Trademark licensing always poses risks – the worst being the injuries that a licensee can inflict on the brand equity (and bottom line) of a licensor through negligence in manufacturing or marketing its licensed products.  As the owners of more big brands develop licensing programs (and for a number of reasons more big brands than ever are either licensing or trying to figure out how), avoiding those risks will become as important as structuring the best possible deal terms for royalties and guarantees.

Quality control limits the biggest risks posed by licensing, and no area of licensing is now receiving more attention.  This article will discuss the ways that licensors and their agents are working to avoid the risks of product liability – the injury that can hit a licensed brand closest to home – before entering into a license agreement.  In my next article I will address the ways that licensors and their agents can regulate quality control after the license agreement has been signed.

A Little History

Not long ago, many brand-owners got into licensing for opportunistic reasons, with a focus on the revenue they could generate by sharing their trademarks with third-party licensees.

For a number of reasons, this opportunistic model of licensing has faded away.  One reason is that licensing has become increasingly important to the brands themselves, and has become – like advertising or direct marketing – an integral part of brand management.

When licensing was viewed as a world unto itself (little more than a way to pick up some extra dollars on the side), it got little attention.  As brand managers and others have learned what licensing can do to affect the long-term value of their brands, so has their understanding that anything with the potential for great good also has the potential for great harm.

Due Diligence

Quality control begins for licensors and their agents long before they are negotiating a contract with a licensee.  Licensors must conduct a full quality assessment on potential categories for licensing as well as potential licensees.  Licensors need to develop quality standards for any product that they are prepared to license.  In sensitive areas (product categories that present special issues of functionality or safety) they need to gather quality information from potential licensees – information regarding error and recall rates, warranty rates, rework-redo policies, recall policies, provisions for lot inspections – all the things that can provide a sense of comfort that the licensee has a record of high-quality work and procedures in place to keep it up.

Licensors should also do reference checking on quality-related issues with other licensors and retailers who have worked with their prospective licensees.  Is the licensee good at producing consistent, high-quality products?  How well does it handle returns and complaints?  How diligently does it comply with the licensor’s exercise of its approval rights in the product-development process?

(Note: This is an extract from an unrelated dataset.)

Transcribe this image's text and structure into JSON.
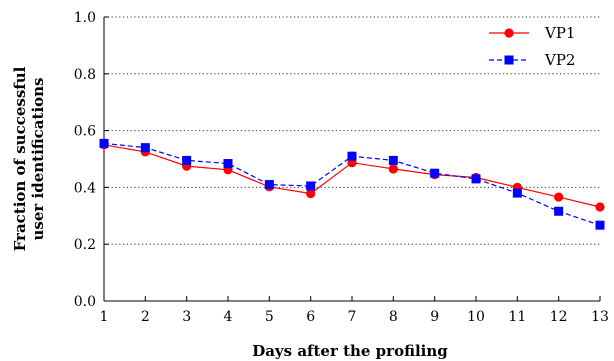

If the products are likely to be manufactured overseas the licensor should perform some due diligence on a licensee’s qualifications and strength in this area.  How does the licensee qualify its products with its vendors?  How do they conduct inspections in foreign production facilities?

Contractual Quality-Related Provisions

The simplest way to avoid a risk is to get another party to assume it, and almost all license agreements impose minimum insurance requirements on licensees and require the licensee to indemnify the licensor for any obligations the licensor might incur in connection with the licensed product.   Because indemnification provisions are only as valuable as the licensee assets underlying them, insurance provisions are getting increasing attention.  Those insurance requirements have been rising.  Many large trademark licensors now require $5-10 million of insurance, especially for products that could pose harm to consumers.

Other contractual provisions that address quality are clauses that specify the licensor’s right to inspect manufacturing facilities; requirements that the licensee enter into approved agreements with any sub-contractors (who are also subject to the licensor’s quality controls); and specific provisions that address consumer complaints and product recalls.

Termination provisions are often overlooked as an alternate way to address (and enforce) quality control issues.  A typical license agreement grants the licensor the right to terminate the contract immediately in the case of certain events; in the case of other breaches, the licensee usually has the right to correct its mistakes within 30 days.  Where the licensed products poses genuine quality risks, the agreement include the violation of its relevant quality provisions as grounds for immediate termination of the license.  In such cases the licensee must understand that its mistakes (and the harm they inflict on the brand) cannot be cured.

In the end, even careful due diligence and thorough contractual protections cannot reimburse brand owners for injury to their brand in the eyes of consumers that results from a faulty or harmful licensed product.  In my next column I will address some of the methods the trademark licensors are using to further limit that risk in the way they review product development, manufacturing, ongoing production and sell-off to further limit the risk that a licensee’s mistakes will reduce consumer trust in their products or brand.